All of that struck me – it was such great truth. And let me tell you, I have watched this man walk this walk of forgiveness. I read Isaiah 61 “provide for those who grieve in Zion— to bestow on them a crown of beauty instead of ashes, the oil of gladness instead of mourning, and a garment of praise instead of a spirit of despair. They will be called oaks of righteousness, a planting of the LORD for the display of his splendor” and it reminds me of what I have seen God do.
I can relate to this knot concept. There are people who have hurt me and Justin. (And by the way – isn’t it often harder to forgive someone who has hurt a member of your family than someone who has hurt you? That is where the truth of God smacks up against our human nature to protect the ones we love, but the Bible doesn’t give license even in that situation to live in unforgiveness. The command is absolute. Seventy times seven.) Sometimes it seems like I “forgive them” often – really often. And sometimes the remembrance of the offense is so strong and plays in my head and I have to fight it off and choose to let it go. It is difficult. But when I do it – I do experience freedom. And when I don’t, the replays get stronger and sometimes I can live in anger and grit my teeth for a couple of days before I realize what’s going on in my head and I again commit to forgive. But like Pastor’s experience, the times between the replay and the anger and the feelings of retaliation slowly get farther and farther away until I seldom think about the offense. I think that is our human version of forgiveness. We can never forget, but we can choose to forgive.

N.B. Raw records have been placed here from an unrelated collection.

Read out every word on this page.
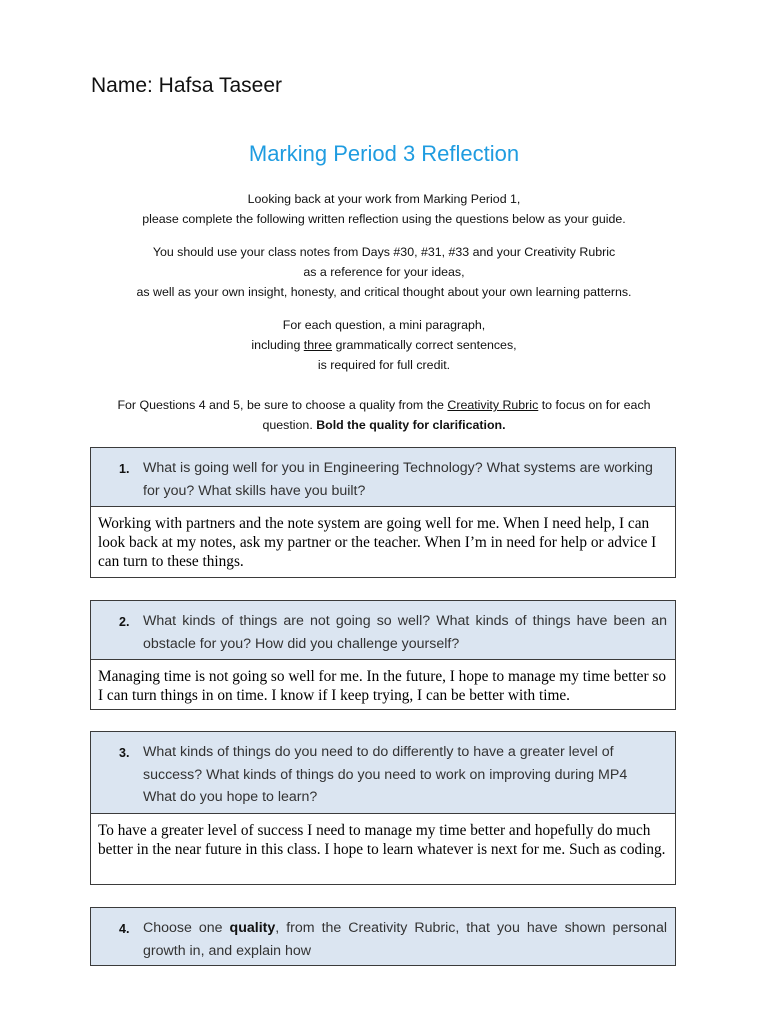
Name: Hafsa Taseer
Marking Period 3 Reflection
Looking back at your work from Marking Period 1,
please complete the following written reflection using the questions below as your guide.
You should use your class notes from Days #30, #31, #33 and your Creativity Rubric
as a reference for your ideas,
as well as your own insight, honesty, and critical thought about your own learning patterns.
For each question, a mini paragraph,
including three grammatically correct sentences,
is required for full credit.
For Questions 4 and 5, be sure to choose a quality from the Creativity Rubric to focus on for each
question. Bold the quality for clarification.
1. What is going well for you in Engineering Technology? What systems are working
for you? What skills have you built?
Working with partners and the note system are going well for me. When I need help, I can look back at my notes, ask my partner or the teacher. When I’m in need for help or advice I can turn to these things.
2. What kinds of things are not going so well? What kinds of things have been an
obstacle for you? How did you challenge yourself?
Managing time is not going so well for me. In the future, I hope to manage my time better so I can turn things in on time. I know if I keep trying, I can be better with time.
3. What kinds of things do you need to do differently to have a greater level of
success? What kinds of things do you need to work on improving during MP4
What do you hope to learn?
To have a greater level of success I need to manage my time better and hopefully do much better in the near future in this class. I hope to learn whatever is next for me. Such as coding.
4. Choose one quality, from the Creativity Rubric, that you have shown personal
growth in, and explain how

So today, do you want to join me in untying the knots that bind us in unforgiveness? We need to release all hurt and anger and bitterness – because all those things do is reside in us and poison our ability to feel joy and peace. And according to Ephesians 6:12, our enemy is never our brother, so we have no choice to hold onto unforgiveness against a fellow Believer in Christ. We might as well release it and choose to walk in unity, realizing that our battle is against the forces of darkness in this world.